Case closed, right? Well not quite. We can say a bit more by thinking about what it means for the likelihood ratio to be greater than or less than one. Examining the odds form of Bayes’ Theorem from above, we see that a likelihood ratio less than one means that our posterior probability that a person is sick falls when she tests positive. In other words, this corresponds to a test that is worse than useless: it’s actually misleading. In contrast, a likelihood ratio greater than one means that the test is informative: a positive test result increases our belief that the person is sick. Any real-world diagnostic test will have a likelihood ratio greater than one. Indeed, if we had such an actively mis-leading test, we could easily convert it into an informative one by simply reversing the test’s outcome: if someone tests positive, we tell them they’re negative, and vice versa. This reversal would result in a likelihood ratio greater than one.

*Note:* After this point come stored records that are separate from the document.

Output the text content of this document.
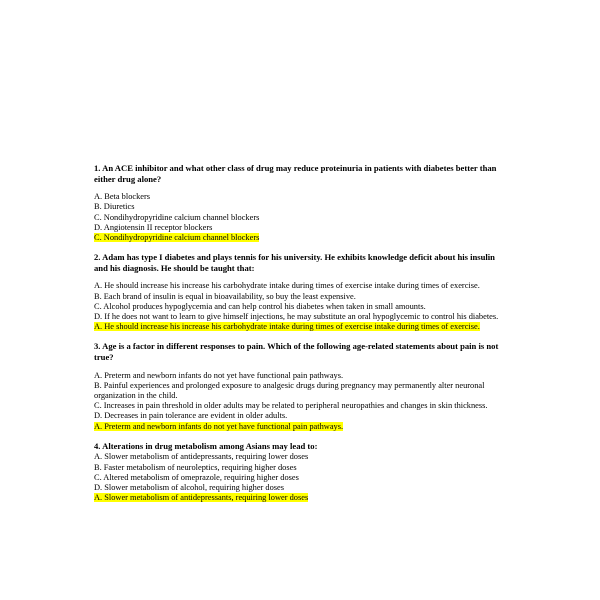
1. An ACE inhibitor and what other class of drug may reduce proteinuria in patients with diabetes better than either drug alone?

A. Beta blockers

B. Diuretics

C. Nondihydropyridine calcium channel blockers

D. Angiotensin II receptor blockers

C. Nondihydropyridine calcium channel blockers

2. Adam has type I diabetes and plays tennis for his university. He exhibits knowledge deficit about his insulin and his diagnosis. He should be taught that:

A. He should increase his increase his carbohydrate intake during times of exercise intake during times of exercise.

B. Each brand of insulin is equal in bioavailability, so buy the least expensive.

C. Alcohol produces hypoglycemia and can help control his diabetes when taken in small amounts.

D. If he does not want to learn to give himself injections, he may substitute an oral hypoglycemic to control his diabetes.

A. He should increase his increase his carbohydrate intake during times of exercise intake during times of exercise.

3. Age is a factor in different responses to pain. Which of the following age-related statements about pain is not true?

A. Preterm and newborn infants do not yet have functional pain pathways.

B. Painful experiences and prolonged exposure to analgesic drugs during pregnancy may permanently alter neuronal organization in the child.

C. Increases in pain threshold in older adults may be related to peripheral neuropathies and changes in skin thickness.

D. Decreases in pain tolerance are evident in older adults.

A. Preterm and newborn infants do not yet have functional pain pathways.

4. Alterations in drug metabolism among Asians may lead to:

A. Slower metabolism of antidepressants, requiring lower doses

B. Faster metabolism of neuroleptics, requiring higher doses

C. Altered metabolism of omeprazole, requiring higher doses

D. Slower metabolism of alcohol, requiring higher doses

A. Slower metabolism of antidepressants, requiring lower doses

Therefore, in all cases–whether we start with an informative test or reverse a misleading one–we should prefer to increase the test’s specificity.

Epilogue

Of course, this exercise is predicated upon the assumption that we want to maximize the PPV and that we can freely adjust both the test’s sensitivity and its specificity. In practice, one or more of these assumptions might not hold. Indeed, PPV is not the be all and end all of diagnostic testing. A full accounting would need to consider the relative costs of false positives and false negatives along with the prevalence of the disease. Still, I hope this exercise gives you a flavor of the power of odds for simplifying complex problems in probability and statistics.